Признаюсь, я как‑то упустил момент, когда попрошайничать стало не стыдно. Не уследил, в какой период побирушничество перестало вызывать отвращение и приобрело достаточно массовый характер. Говорю не о нищенках у церквей или пьяницах у гастрономов, те‑то по‑прежнему стыдливо прячут глаза под платками и капюшонами. А вот в интернете, где «бедные побирушки» по умолчанию имеют хотя бы такие недешевые вещи, как смартфоны и компьютеры, выпрашивание денег почему‑то стало делом обыденным. Настолько, что здоровенные лбы без тени стеснения просят «накидать им донатиков» на дорогую поездку или новый айфон. Более того, их тон из просительного постепенно превращается в требовательный, как в заголовке.
Да даже сравнительно недавно, лет 10 назад, общество довольно резко реагировало на просьбы о деньгах за красивые глазки. Помню, беглец из России по фамилии Бабченко (тот, который потом вместе с украинскими спецслужбами инсценировал собственный расстрел выдуманным киллером) попробовал давить на жалость, рассказывая о своих голодных детках, однако заработать не пытался, вместо этого выложил реквизиты своей карты и объявил «сбор на свободную журналистику». Это вызвало у людей смех и возмущение, Аркадию настоятельно рекомендовали устроиться на работу, а его просьбы подать на сытую жизнь стали интернет‑мемами. Но позже что‑то случилось, и народ стал терпимей к подобным просителям.
В чем тут дело?
Путем несложных опросов я выяснил три версии произошедшего. Один мой товарищ считает, что во всем виновата «психология чаевых», которая охватила новое поколение.

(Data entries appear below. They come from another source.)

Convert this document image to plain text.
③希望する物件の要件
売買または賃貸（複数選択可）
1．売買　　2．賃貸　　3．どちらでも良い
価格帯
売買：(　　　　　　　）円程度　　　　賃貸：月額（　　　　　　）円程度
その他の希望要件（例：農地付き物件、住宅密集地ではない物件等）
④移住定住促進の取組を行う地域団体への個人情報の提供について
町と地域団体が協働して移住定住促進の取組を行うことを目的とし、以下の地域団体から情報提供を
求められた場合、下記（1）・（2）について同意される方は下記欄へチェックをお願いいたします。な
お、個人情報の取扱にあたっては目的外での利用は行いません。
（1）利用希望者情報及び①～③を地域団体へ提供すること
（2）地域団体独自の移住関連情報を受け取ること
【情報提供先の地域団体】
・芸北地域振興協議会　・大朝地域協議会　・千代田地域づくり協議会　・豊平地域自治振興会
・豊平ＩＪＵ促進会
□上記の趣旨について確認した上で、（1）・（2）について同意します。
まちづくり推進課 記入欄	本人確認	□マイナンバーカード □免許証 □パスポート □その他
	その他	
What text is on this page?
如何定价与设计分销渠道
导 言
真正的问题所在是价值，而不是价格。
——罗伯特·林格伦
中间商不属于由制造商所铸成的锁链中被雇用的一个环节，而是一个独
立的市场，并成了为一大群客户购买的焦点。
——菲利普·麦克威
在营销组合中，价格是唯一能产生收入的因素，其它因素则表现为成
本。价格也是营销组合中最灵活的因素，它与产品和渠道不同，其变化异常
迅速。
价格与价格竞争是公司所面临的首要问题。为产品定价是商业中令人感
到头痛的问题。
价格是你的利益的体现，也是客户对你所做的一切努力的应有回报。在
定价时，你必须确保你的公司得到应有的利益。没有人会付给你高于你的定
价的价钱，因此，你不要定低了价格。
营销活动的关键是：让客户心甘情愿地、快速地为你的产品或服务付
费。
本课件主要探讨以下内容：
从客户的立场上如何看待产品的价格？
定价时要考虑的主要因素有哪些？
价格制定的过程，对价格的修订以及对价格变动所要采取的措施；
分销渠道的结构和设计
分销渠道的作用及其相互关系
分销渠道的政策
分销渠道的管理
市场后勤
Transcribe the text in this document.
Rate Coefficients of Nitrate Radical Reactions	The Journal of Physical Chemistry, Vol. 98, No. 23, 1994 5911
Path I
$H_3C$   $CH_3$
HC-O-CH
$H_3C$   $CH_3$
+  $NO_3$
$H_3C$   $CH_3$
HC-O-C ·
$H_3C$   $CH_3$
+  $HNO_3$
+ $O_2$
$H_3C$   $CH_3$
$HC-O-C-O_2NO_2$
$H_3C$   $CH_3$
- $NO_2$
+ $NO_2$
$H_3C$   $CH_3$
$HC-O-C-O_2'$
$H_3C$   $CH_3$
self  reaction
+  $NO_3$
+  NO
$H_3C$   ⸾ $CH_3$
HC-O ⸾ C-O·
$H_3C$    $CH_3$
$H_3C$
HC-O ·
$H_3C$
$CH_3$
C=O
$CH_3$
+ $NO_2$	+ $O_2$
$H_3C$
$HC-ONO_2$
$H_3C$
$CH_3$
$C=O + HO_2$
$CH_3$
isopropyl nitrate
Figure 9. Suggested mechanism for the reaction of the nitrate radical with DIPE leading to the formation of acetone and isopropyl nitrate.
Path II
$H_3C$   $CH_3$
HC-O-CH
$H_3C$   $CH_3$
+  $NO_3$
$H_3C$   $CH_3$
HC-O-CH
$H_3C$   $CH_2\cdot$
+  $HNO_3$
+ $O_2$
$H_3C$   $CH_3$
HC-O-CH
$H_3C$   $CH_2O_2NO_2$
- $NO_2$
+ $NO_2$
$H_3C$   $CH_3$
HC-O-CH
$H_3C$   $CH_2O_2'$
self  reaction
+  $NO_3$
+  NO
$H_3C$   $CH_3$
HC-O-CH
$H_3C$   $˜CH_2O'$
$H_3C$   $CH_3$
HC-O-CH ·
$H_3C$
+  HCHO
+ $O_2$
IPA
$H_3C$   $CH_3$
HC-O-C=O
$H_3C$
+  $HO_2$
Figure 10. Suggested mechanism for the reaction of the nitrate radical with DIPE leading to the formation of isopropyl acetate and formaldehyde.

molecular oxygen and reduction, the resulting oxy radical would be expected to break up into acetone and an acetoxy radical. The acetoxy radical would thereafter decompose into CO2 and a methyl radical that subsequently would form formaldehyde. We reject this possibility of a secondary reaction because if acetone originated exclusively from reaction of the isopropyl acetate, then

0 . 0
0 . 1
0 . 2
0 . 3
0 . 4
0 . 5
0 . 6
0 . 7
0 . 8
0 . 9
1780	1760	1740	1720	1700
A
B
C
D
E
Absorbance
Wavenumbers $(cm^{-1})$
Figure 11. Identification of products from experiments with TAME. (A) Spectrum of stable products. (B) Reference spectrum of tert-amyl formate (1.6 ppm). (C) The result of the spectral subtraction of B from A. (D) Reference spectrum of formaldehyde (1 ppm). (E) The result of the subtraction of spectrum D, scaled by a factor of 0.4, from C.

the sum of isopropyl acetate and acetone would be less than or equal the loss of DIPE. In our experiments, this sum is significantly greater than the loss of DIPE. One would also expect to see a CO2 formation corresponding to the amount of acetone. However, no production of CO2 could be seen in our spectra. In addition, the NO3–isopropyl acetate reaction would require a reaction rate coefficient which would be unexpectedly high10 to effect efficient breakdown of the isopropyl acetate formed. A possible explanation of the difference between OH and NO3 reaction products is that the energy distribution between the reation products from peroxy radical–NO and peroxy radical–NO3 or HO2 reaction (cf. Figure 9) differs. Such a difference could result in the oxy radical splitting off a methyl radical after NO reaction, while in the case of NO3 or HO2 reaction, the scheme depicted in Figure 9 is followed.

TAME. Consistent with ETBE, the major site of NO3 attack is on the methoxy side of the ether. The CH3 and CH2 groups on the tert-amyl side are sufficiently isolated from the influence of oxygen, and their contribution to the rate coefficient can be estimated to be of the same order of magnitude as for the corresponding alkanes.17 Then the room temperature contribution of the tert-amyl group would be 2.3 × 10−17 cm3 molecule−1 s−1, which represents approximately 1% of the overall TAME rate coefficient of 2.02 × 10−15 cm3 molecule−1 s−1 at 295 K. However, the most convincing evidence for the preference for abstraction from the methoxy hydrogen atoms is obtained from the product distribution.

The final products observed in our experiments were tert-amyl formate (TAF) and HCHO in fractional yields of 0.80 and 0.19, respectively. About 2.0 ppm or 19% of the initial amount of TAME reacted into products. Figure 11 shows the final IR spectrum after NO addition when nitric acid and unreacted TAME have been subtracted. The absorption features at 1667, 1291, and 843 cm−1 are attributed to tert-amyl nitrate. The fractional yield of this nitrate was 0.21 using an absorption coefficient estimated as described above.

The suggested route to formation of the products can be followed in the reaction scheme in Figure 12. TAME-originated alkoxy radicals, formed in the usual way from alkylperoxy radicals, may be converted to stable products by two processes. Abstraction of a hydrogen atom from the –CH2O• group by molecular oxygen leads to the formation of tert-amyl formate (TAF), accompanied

— Обрати внимание на стойки кофеен и баров, — говорит он. — Практически в каждом стоит посудина, куда посетителям предлагается просто так кидать деньги. «Бармену на свадьбу». Или «на шампанское», «на отпуск», «на машину»… Люди привыкают, что, кроме обычного заработка, деньги можно просто выпрашивать. Да еще обижаются, если ты не бросишь им пару монет…
Второй друг полагает, что в последние годы появилась масса неведомых в прежнее время психических болезней, которые отлично лечатся финансовыми вливаниями. Все эти модные «выгорания», «панические атаки» и биполярные расстройства личности. Так и пишут: «Депрессивный поэт, страдаю от творческого выгорания, подвержен паничкам и биполярке, нуждаюсь в донатах». Наверное, придумывают себе эти страдания, чтобы совсем уж со стыда не сгореть, протягивая руку за подаянием…
Наконец, третий приятель думает (и его мнение кажется мне наиболее верным), что все дело в пресловутом окне Овертона. То есть в обществе постепенно раздвигаются рамки допустимого, размываются социальные нормы и правила поведения, распахивается окно для всего того, на чем еще недавно лежало табу. То, что когда‑то считалось неслыханным, постепенно становится в порядке вещей.— Вспомни, сравнительно недавно парням, особенно в деревнях, было стыдно сознаваться, что они не служили в армии, — рассуждает мой друг. — А потом это внезапно превратилось в достоинство, начали хвастаться тем, что откосили. Раньше общество порицало женщину, которая уводила чужого мужа из семьи, теперь же ей завидуют, ее хвалят, а несчастную бывшую жену обвиняют, что не сумела удержать мужика. Многое меняется, и не в лучшую сторону…
Действительно, все знают хрестоматийный пример, как с помощью окна Овертона в несколько приемов можно сделать каннибализм вполне приемлемым явлением. Или однополые браки, что уже случилось в западном мире. Или вот открытое попрошайничество… Мне кажется, если не пытаться противостоять всей этой «новой нормальности», ничем хорошим оно нам не аукнется.
Но есть у темы донатов еще одна небезопасная сторона. Незаслуженная милостыня развращает не только просящих, но и дающих. Последние, отжалев кому‑нибудь небольшую денежку, вдруг чувствуют резкий прилив самоуважения. Мнят себя благодетелями, пожалевшими нуждающихся бедолаг. При этом нередко забывают глянуть, куда и кому отправили ничтожную, на их взгляд, сумму. А потом эти филантропы шьют рукавицы в колонии, оказавшись там за финансирование экстремистской деятельности. И немало удивляются, что их щедрость была оценена по меркам Уголовного кодекса.
Так что продолжение, увы, последует.